Checkpoint inhibitors have seen success in certain cancers, such as lung cancer and melanoma, but they don’t work for everyone. The usual answer has been to throw them into combination studies with new drugs designed to boost their efficacy. Immunitas Therapeutics thinks there’s a better way.
“Most current immuno-oncology drugs aren’t really targeted. They’re effective—if you’re lucky—in about 15% to 25% of the patients you’re treating,” Lea Hachigian, Ph.D., co-founder, director and president of Immunitas, told FierceBiotech. “When people try to improve outcomes, they’re really starting to rely on combinations instead of thinking about the targets that actually reach those other patients.”
Immunitas is looking for those other targets, and, to that end, it’s raised $39 million in series A funding from the likes of Novartis Venture Fund, Leaps by Bayer, Evotec, Alexandria Venture Investments and M Ventures.
The company’s work is based on a drug development platform that uses single-cell genomic sequencing on all the different cell types in the tumor microenvironment to identify new drug targets and develop monoclonal antibodies with single-agent activity—meaning, drugs designed to act alone and not to rely on combinations.
Hachigian likens the single-cell approach to picking raisins out of trail mix.
“If I wanted to eat some raisins, I could pick up a handful of trail mix. By eating a bunch of handfuls, I can then figure out what raisins taste like—eventually,” she said. “But if I preselected raisins out of the trail mix and eat them specifically, I would find out in a more targeted way what they taste like.
“Single-cell genomic sequencing works in the same way—it tastes human tumors directly and asks what is special about the T cells, or [natural killer] cells in the tumor environment that may have anti-tumor properties. We can then harness those differences and create meaningful treatments for patients,” she said.
The approach has the potential not just to uncover new drug targets, but also to pinpoint biomarkers for patient selection. The technology identifies thousands of genes in a tumor, and with computational algorithms developed by Immunitas’ co-founders, sorts through the background noise to arrive at targets against which to develop antibodies for a “highly specific patient group.”
“We start with a human tumor, develop the drug, and go back to the single cell data to find which patients are expressing those key genes and go directly to those patients,” Hachigian said. Instead of aiming at 100% of patients and treating only 25% of them, Immunitas is going directly to the small percentage of patients who will benefit from each treatment.
And because it starts with human tumor samples, the company will be able to avoid the pitfalls of translating research from lab and animal models to people.
“One of today’s biggest challenges in oncology is how to efficiently and effectively move preclinical research into human therapies while avoiding the false signals often seen in animal models,” Dr. Jürgen Eckhardt, head of Leaps by Bayer, said in a statement. “The scientific founders of Immunitas have elegantly solved this problem by dissecting the biology of immune cells in human tumors directly.”
The funding will enable Immunitas to move at least its lead program from preclinical to clinical development, Hachigian said. It could also see a few more programs into the clinic as well. But it’s too early to divulge which cancer types the company is going after, she said.

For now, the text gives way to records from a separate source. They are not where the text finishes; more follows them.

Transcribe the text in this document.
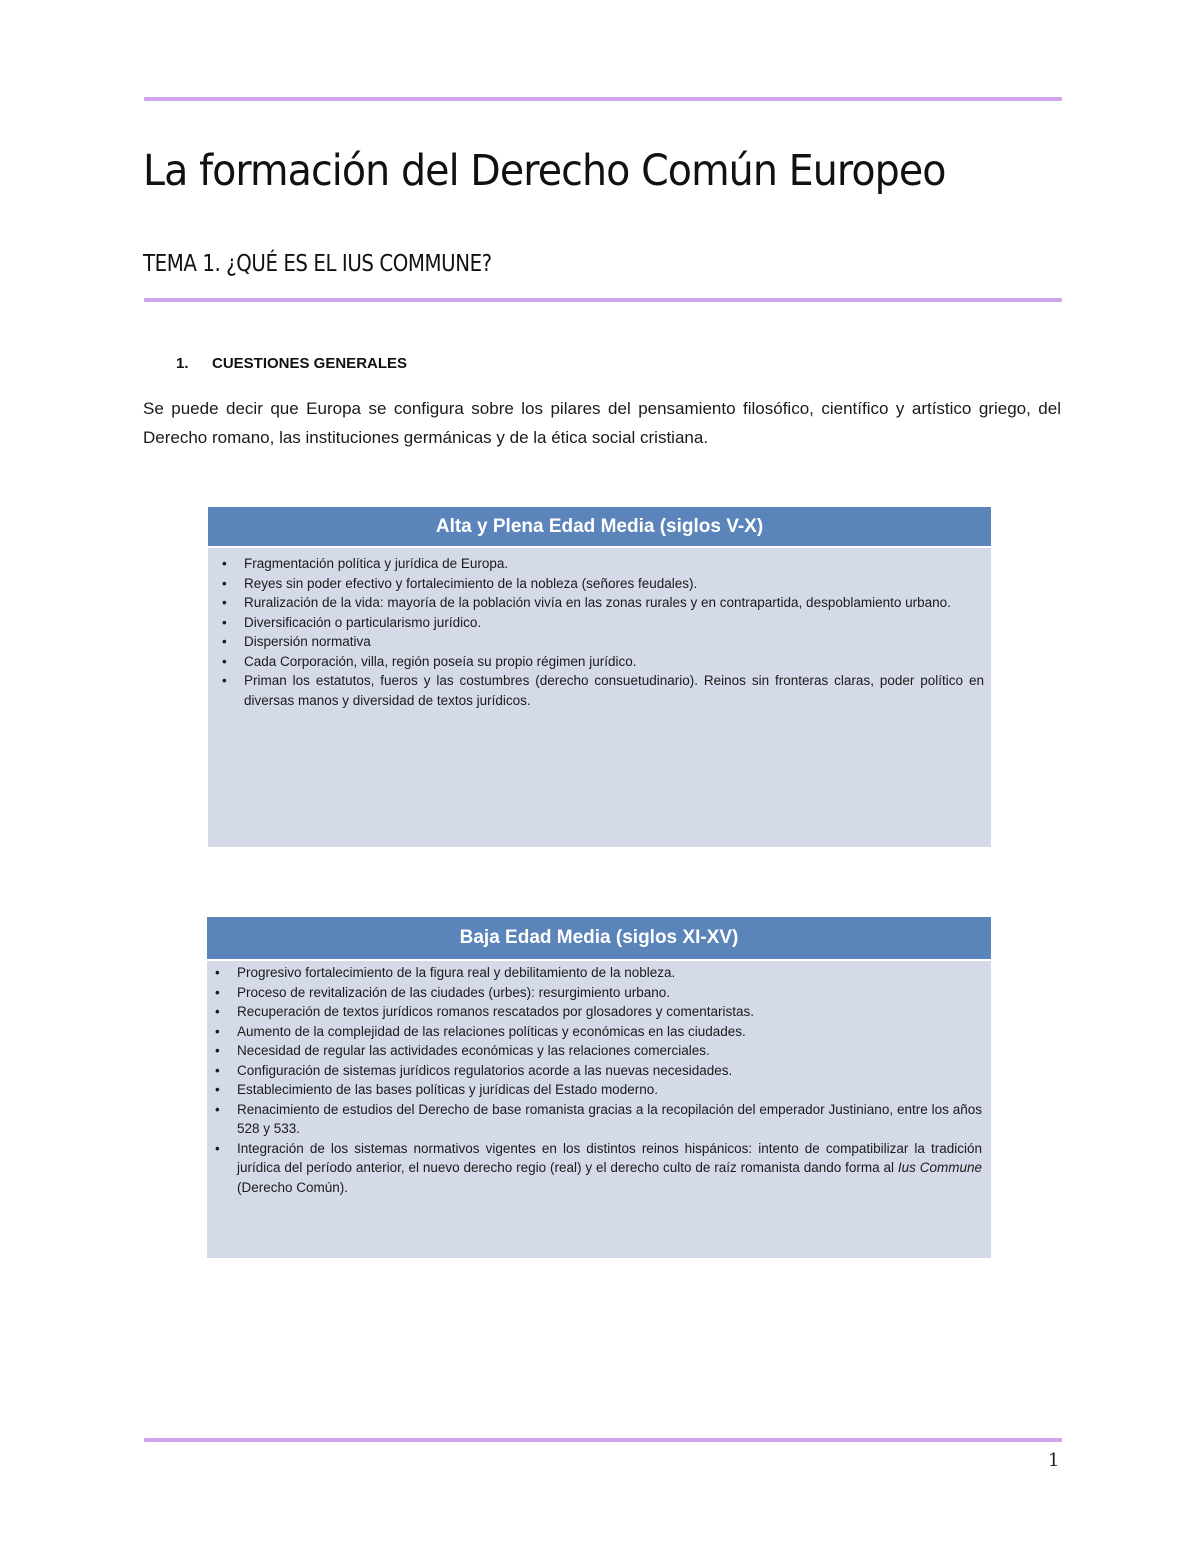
La formación del Derecho Común Europeo
TEMA 1. ¿QUÉ ES EL IUS COMMUNE?
1. CUESTIONES GENERALES

Se puede decir que Europa se configura sobre los pilares del pensamiento filosófico, científico y artístico griego, del Derecho romano, las instituciones germánicas y de la ética social cristiana.

Alta y Plena Edad Media (siglos V-X)
• Fragmentación política y jurídica de Europa.
• Reyes sin poder efectivo y fortalecimiento de la nobleza (señores feudales).
• Ruralización de la vida: mayoría de la población vivía en las zonas rurales y en contrapartida, despoblamiento urbano.
• Diversificación o particularismo jurídico.
• Dispersión normativa
• Cada Corporación, villa, región poseía su propio régimen jurídico.
• Priman los estatutos, fueros y las costumbres (derecho consuetudinario). Reinos sin fronteras claras, poder político en diversas manos y diversidad de textos jurídicos.
Baja Edad Media (siglos XI-XV)
• Progresivo fortalecimiento de la figura real y debilitamiento de la nobleza.
• Proceso de revitalización de las ciudades (urbes): resurgimiento urbano.
• Recuperación de textos jurídicos romanos rescatados por glosadores y comentaristas.
• Aumento de la complejidad de las relaciones políticas y económicas en las ciudades.
• Necesidad de regular las actividades económicas y las relaciones comerciales.
• Configuración de sistemas jurídicos regulatorios acorde a las nuevas necesidades.
• Establecimiento de las bases políticas y jurídicas del Estado moderno.
• Renacimiento de estudios del Derecho de base romanista gracias a la recopilación del emperador Justiniano, entre los años 528 y 533.
• Integración de los sistemas normativos vigentes en los distintos reinos hispánicos: intento de compatibilizar la tradición jurídica del período anterior, el nuevo derecho regio (real) y el derecho culto de raíz romanista dando forma al Ius Commune (Derecho Común).
1
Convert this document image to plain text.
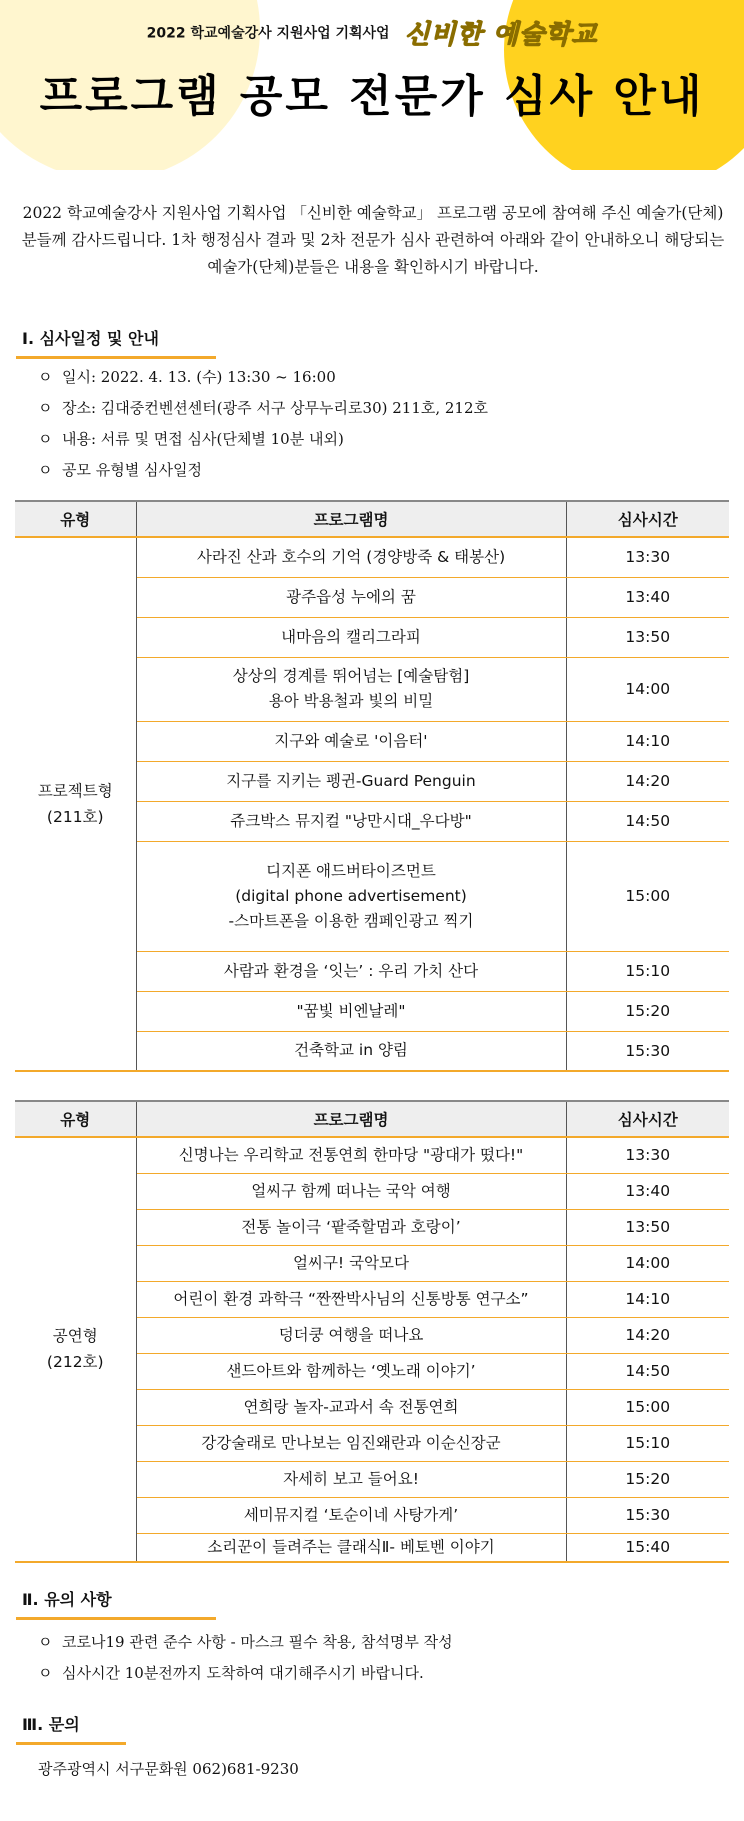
2022 학교예술강사 지원사업 기획사업 신비한 예술학교
프로그램 공모 전문가 심사 안내
2022 학교예술강사 지원사업 기획사업 「신비한 예술학교」 프로그램 공모에 참여해 주신 예술가(단체) 분들께 감사드립니다. 1차 행정심사 결과 및 2차 전문가 심사 관련하여 아래와 같이 안내하오니 해당되는 예술가(단체)분들은 내용을 확인하시기 바랍니다.
Ⅰ. 심사일정 및 안내
ㅇ 일시: 2022. 4. 13. (수) 13:30 ~ 16:00
ㅇ 장소: 김대중컨벤션센터(광주 서구 상무누리로30) 211호, 212호
ㅇ 내용: 서류 및 면접 심사(단체별 10분 내외)
ㅇ 공모 유형별 심사일정
유형	프로그램명	심사시간

프로젝트형
(211호)	사라진 산과 호수의 기억 (경양방죽 & 태봉산)	13:30
	광주읍성 누에의 꿈	13:40
	내마음의 캘리그라피	13:50
	상상의 경계를 뛰어넘는 [예술탐험]
용아 박용철과 빛의 비밀	14:00
	지구와 예술로 '이음터'	14:10
	지구를 지키는 펭귄-Guard Penguin	14:20
	쥬크박스 뮤지컬 "낭만시대_우다방"	14:50
	디지폰 애드버타이즈먼트
(digital phone advertisement)
-스마트폰을 이용한 캠페인광고 찍기	15:00
	사람과 환경을 ‘잇는’ : 우리 가치 산다	15:10
	"꿈빛 비엔날레"	15:20
	건축학교 in 양림	15:30
유형	프로그램명	심사시간

공연형
(212호)	신명나는 우리학교 전통연희 한마당 "광대가 떴다!"	13:30
	얼씨구 함께 떠나는 국악 여행	13:40
	전통 놀이극 ‘팥죽할멈과 호랑이’	13:50
	얼씨구! 국악모다	14:00
	어린이 환경 과학극 “짠짠박사님의 신통방통 연구소”	14:10
	덩더쿵 여행을 떠나요	14:20
	샌드아트와 함께하는 ‘옛노래 이야기’	14:50
	연희랑 놀자-교과서 속 전통연희	15:00
	강강술래로 만나보는 임진왜란과 이순신장군	15:10
	자세히 보고 들어요!	15:20
	세미뮤지컬 ‘토순이네 사탕가게’	15:30
	소리꾼이 들려주는 클래식Ⅱ- 베토벤 이야기	15:40
Ⅱ. 유의 사항
ㅇ 코로나19 관련 준수 사항 - 마스크 필수 착용, 참석명부 작성
ㅇ 심사시간 10분전까지 도착하여 대기해주시기 바랍니다.
Ⅲ. 문의
광주광역시 서구문화원 062)681-9230
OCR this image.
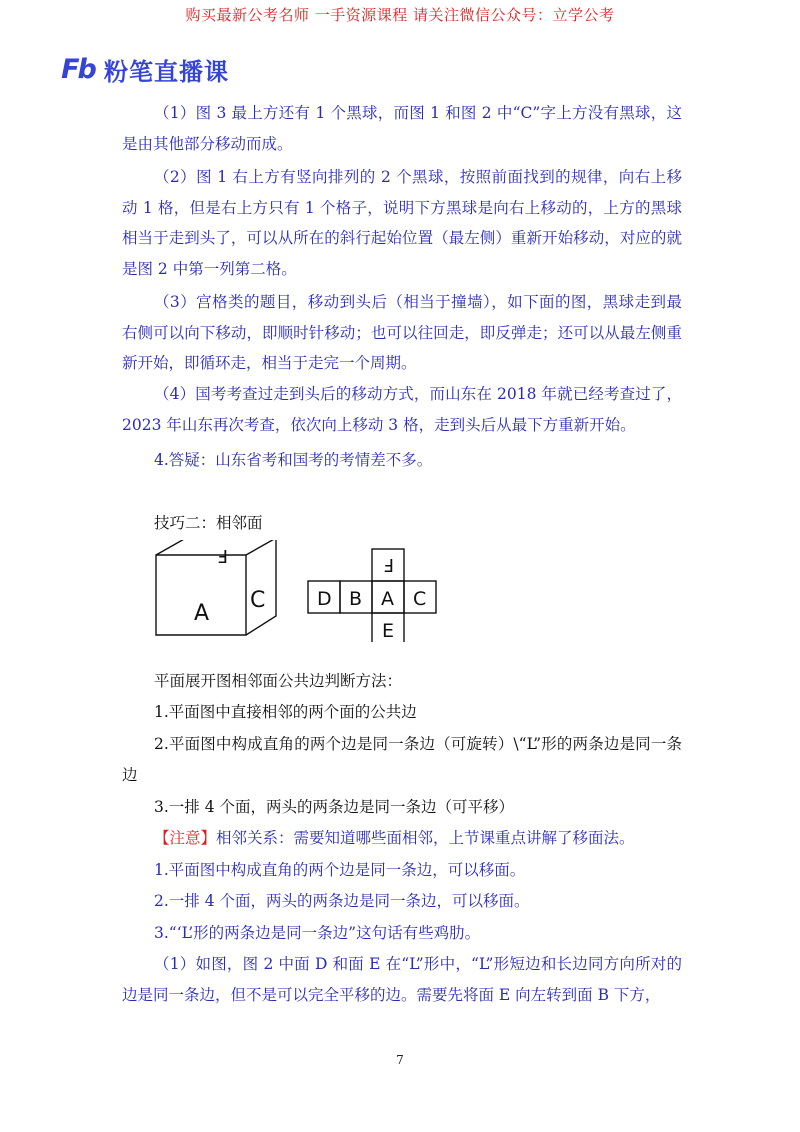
购买最新公考名师 一手资源课程 请关注微信公众号：立学公考
Fb 粉笔直播课
（1）图 3 最上方还有 1 个黑球，而图 1 和图 2 中“C”字上方没有黑球，这是由其他部分移动而成。
（2）图 1 右上方有竖向排列的 2 个黑球，按照前面找到的规律，向右上移动 1 格，但是右上方只有 1 个格子，说明下方黑球是向右上移动的，上方的黑球相当于走到头了，可以从所在的斜行起始位置（最左侧）重新开始移动，对应的就是图 2 中第一列第二格。
（3）宫格类的题目，移动到头后（相当于撞墙），如下面的图，黑球走到最右侧可以向下移动，即顺时针移动；也可以往回走，即反弹走；还可以从最左侧重新开始，即循环走，相当于走完一个周期。
（4）国考考查过走到头后的移动方式，而山东在 2018 年就已经考查过了，2023 年山东再次考查，依次向上移动 3 格，走到头后从最下方重新开始。
4.答疑：山东省考和国考的考情差不多。
技巧二：相邻面
A
C
F	F
D B A C
E
平面展开图相邻面公共边判断方法：
1.平面图中直接相邻的两个面的公共边
2.平面图中构成直角的两个边是同一条边（可旋转）\“L”形的两条边是同一条边
3.一排 4 个面，两头的两条边是同一条边（可平移）
【注意】相邻关系：需要知道哪些面相邻，上节课重点讲解了移面法。
1.平面图中构成直角的两个边是同一条边，可以移面。
2.一排 4 个面，两头的两条边是同一条边，可以移面。
3.“‘L’形的两条边是同一条边”这句话有些鸡肋。
（1）如图，图 2 中面 D 和面 E 在“L”形中，“L”形短边和长边同方向所对的边是同一条边，但不是可以完全平移的边。需要先将面 E 向左转到面 B 下方，
7
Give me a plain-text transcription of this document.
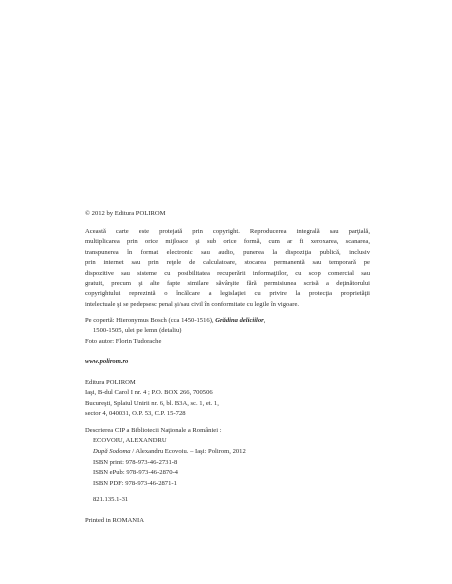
© 2012 by Editura POLIROM
Această carte este protejată prin copyright. Reproducerea integrală sau parţială,
multiplicarea prin orice mijloace şi sub orice formă, cum ar fi xeroxarea, scanarea,
transpunerea în format electronic sau audio, punerea la dispoziţia publică, inclusiv
prin internet sau prin reţele de calculatoare, stocarea permanentă sau temporară pe
dispozitive sau sisteme cu posibilitatea recuperării informaţiilor, cu scop comercial sau
gratuit, precum şi alte fapte similare săvârşite fără permisiunea scrisă a deţinătorului
copyrightului reprezintă o încălcare a legislaţiei cu privire la protecţia proprietăţii
intelectuale şi se pedepsesc penal şi/sau civil în conformitate cu legile în vigoare.
Pe copertă: Hieronymus Bosch (cca 1450-1516), Grădina deliciilor,
1500-1505, ulei pe lemn (detaliu)
Foto autor: Florin Tudorache
www.polirom.ro
Editura POLIROM
Iaşi, B-dul Carol I nr. 4 ; P.O. BOX 266, 700506
Bucureşti, Splaiul Unirii nr. 6, bl. B3A, sc. 1, et. 1,
sector 4, 040031, O.P. 53, C.P. 15-728
Descrierea CIP a Bibliotecii Naţionale a României :
ECOVOIU, ALEXANDRU
După Sodoma / Alexandru Ecovoiu. – Iaşi: Polirom, 2012
ISBN print: 978-973-46-2731-8
ISBN ePub: 978-973-46-2870-4
ISBN PDF: 978-973-46-2871-1
821.135.1-31
Printed in ROMANIA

“The Immunitas platform is designed to reveal novel and important adaptive and innate immune interactions with tumor cells, which may open up new possibilities in cancer therapy. My scientific co-founders and I look forward to continuing to work with the Immunitas team as they advance this powerful science,” Immunitas co-founder Kai Wucherpfennig, M.D., Ph.D., of the Dana-Farber Cancer Institute and Harvard Medical School, said in a statement.
2020 will be a year of growth for Immunitas. The company, which counts five employees and is working out of an incubator space, plans to grow threefold and move into a permanent home. It has already added Chief Scientific Officer Tarek Samad, Ph.D., and Amanda Wagner, vice president of strategy and operations, and plans to build a team to carry out clinical activities.